Tuesday, March 26, 2013

Stories of our Service: The Road Home


Left foot, right foot. Left foot, right foot. I am trudging along the great north road in Zambia with my wife Lizzy, trying to get home before dark. It’s our first month of twenty-seven months in Zambia, and I’ve never felt so helpless. Normally there are enough vehicles heading north that I can stick out my arm and grab a lift to my village, but today for whatever reason there is nothing.
            As I peer to my left and right I see the wild African grasses stretching a dozen feet into the air, creating an impenetrable wall that envelops both sides of the road. I look up and notice the sun nearing the western hills of the Makonda Valley where it makes its daily resting place. My heart begins to speed up a bit, and it appears the sun is doing the same. I wonder what will we do in our first night alone in the middle of the African bush?
An hour has passed and nothing has traveled our way. Its not like we can switch roads at the next intersection, because, unfortunately for us, there are no other roads for 300 miles. We both try and remain calm, but the looks on our face shows not calm, but desperation. Neither of us says it, but we are thinking of the snakes and insects, and even about the Mylan Brothers, the murderous set which stalks this area of central province.

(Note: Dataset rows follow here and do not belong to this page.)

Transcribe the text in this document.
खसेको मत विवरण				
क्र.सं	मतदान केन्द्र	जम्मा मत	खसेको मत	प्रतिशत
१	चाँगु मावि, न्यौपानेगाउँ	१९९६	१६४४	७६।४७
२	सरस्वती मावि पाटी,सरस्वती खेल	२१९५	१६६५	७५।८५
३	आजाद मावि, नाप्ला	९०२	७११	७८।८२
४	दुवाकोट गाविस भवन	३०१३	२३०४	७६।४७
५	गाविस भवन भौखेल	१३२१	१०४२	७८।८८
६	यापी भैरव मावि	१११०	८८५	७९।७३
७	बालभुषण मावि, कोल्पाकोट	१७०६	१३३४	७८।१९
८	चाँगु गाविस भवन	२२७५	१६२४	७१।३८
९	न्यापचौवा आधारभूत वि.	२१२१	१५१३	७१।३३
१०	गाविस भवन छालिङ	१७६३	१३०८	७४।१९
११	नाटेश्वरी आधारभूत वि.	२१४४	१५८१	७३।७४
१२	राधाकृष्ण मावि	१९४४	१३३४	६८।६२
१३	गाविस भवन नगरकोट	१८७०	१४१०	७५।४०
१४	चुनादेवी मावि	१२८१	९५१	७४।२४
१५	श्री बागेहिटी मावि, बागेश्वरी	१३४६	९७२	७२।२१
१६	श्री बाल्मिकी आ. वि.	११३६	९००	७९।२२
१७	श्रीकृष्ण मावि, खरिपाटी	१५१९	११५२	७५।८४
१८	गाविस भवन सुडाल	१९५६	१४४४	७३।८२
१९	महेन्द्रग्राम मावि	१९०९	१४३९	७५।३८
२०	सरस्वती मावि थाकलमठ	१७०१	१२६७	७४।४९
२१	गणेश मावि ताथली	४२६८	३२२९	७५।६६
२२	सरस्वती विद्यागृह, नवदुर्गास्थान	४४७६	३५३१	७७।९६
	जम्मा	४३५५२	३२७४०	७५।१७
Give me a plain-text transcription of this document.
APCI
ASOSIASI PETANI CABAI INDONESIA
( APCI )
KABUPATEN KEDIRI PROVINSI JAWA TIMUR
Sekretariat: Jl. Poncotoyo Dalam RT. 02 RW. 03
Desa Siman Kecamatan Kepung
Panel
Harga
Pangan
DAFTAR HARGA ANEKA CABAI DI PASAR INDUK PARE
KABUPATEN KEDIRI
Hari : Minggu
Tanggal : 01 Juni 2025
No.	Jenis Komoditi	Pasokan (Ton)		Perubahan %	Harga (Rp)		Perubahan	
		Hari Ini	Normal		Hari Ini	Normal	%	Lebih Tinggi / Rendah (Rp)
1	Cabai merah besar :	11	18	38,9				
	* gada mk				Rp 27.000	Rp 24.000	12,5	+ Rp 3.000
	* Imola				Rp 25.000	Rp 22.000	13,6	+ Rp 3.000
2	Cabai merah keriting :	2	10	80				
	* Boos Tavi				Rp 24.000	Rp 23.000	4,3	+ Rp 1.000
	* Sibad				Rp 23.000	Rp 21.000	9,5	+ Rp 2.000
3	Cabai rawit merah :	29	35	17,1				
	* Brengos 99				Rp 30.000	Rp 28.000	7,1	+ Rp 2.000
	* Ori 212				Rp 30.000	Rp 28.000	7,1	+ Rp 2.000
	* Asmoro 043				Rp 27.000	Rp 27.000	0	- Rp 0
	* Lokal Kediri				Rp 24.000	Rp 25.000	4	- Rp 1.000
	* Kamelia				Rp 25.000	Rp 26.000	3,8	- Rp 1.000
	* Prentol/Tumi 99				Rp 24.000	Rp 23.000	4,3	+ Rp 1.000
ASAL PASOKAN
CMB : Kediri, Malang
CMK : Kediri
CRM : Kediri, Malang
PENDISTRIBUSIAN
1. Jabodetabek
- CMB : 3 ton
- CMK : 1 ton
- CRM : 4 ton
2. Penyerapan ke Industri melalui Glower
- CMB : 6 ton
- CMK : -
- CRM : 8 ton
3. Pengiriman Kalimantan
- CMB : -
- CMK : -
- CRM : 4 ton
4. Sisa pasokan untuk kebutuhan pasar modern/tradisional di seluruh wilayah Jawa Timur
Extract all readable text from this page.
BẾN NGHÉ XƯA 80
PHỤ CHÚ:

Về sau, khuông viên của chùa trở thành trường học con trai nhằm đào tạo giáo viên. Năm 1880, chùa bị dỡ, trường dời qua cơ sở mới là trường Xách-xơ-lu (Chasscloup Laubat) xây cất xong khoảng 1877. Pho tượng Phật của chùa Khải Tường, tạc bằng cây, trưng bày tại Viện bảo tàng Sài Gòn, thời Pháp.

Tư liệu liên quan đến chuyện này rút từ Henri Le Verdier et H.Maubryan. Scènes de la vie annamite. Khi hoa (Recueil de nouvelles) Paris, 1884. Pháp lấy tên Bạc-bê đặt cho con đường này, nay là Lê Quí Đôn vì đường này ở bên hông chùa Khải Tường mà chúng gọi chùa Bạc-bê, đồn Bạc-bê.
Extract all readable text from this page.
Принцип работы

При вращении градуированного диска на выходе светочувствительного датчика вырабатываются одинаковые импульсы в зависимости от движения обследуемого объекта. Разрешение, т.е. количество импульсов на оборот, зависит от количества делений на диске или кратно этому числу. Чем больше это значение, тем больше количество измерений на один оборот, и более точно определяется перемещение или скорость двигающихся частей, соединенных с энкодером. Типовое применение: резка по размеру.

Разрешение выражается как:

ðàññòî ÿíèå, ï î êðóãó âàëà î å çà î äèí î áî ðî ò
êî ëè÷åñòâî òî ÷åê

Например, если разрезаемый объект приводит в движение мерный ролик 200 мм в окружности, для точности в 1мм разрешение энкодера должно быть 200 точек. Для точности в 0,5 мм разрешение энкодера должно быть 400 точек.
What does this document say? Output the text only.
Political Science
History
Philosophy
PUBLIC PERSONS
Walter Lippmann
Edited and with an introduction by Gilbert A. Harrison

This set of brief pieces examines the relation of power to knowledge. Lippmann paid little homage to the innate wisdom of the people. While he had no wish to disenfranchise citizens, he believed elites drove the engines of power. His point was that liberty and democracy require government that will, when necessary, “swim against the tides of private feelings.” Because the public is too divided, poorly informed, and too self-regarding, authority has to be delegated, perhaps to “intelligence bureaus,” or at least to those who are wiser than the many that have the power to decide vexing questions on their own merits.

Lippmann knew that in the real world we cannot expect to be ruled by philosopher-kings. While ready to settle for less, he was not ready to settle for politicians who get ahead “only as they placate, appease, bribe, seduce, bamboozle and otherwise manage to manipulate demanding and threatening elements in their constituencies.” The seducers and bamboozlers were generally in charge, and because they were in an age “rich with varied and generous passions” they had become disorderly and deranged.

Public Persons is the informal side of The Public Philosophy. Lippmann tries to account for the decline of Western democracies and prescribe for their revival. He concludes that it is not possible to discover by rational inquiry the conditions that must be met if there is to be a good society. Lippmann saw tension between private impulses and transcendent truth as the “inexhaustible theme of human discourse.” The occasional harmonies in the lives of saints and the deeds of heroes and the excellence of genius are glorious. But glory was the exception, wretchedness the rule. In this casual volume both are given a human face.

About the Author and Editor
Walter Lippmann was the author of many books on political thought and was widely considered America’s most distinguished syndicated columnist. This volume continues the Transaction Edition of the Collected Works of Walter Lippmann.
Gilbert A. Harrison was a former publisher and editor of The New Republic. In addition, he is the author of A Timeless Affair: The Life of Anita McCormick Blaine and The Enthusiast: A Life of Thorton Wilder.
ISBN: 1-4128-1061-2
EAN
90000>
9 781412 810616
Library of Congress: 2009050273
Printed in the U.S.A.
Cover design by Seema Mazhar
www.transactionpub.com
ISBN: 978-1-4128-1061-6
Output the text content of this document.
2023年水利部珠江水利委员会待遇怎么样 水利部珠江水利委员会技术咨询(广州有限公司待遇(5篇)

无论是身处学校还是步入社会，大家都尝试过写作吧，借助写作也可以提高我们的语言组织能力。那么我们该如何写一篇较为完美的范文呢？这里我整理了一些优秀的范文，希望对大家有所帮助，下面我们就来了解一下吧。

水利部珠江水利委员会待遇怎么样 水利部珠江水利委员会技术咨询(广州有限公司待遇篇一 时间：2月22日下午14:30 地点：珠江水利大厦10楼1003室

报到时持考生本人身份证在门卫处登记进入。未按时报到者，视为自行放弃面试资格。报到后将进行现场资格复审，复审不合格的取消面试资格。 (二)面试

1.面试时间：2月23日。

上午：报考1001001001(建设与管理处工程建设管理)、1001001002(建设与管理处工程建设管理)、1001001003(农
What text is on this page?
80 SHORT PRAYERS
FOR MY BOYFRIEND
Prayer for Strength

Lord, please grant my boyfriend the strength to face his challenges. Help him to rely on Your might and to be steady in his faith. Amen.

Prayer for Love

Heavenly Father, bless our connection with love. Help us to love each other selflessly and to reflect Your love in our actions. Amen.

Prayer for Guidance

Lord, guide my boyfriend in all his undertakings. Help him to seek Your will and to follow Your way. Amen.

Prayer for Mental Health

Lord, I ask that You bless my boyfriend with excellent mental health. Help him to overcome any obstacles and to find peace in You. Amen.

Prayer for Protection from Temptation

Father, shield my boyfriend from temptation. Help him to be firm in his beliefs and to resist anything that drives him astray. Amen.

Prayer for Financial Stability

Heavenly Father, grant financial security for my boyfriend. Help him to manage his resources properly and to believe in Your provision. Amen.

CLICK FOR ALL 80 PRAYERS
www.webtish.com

Then just when we are about to give up, Africa works its magic. A semi-truck comes barreling down the road towards us. We nearly jump in the middle of the road to make sure this truck doesn’t pass by us, and when we see it slowing down, we begin to breath just a little easier. Before you know it, the driver’s brother gives up the passenger seat so that my wife can sit in the cab, and hops up on the top of the tarped load with me, as we cling to a rope and begin exchanging stories.
This is Africa. A land that is in beyond despair, yet somehow, miraculously, keeps a silver lining and a glimmer of hope.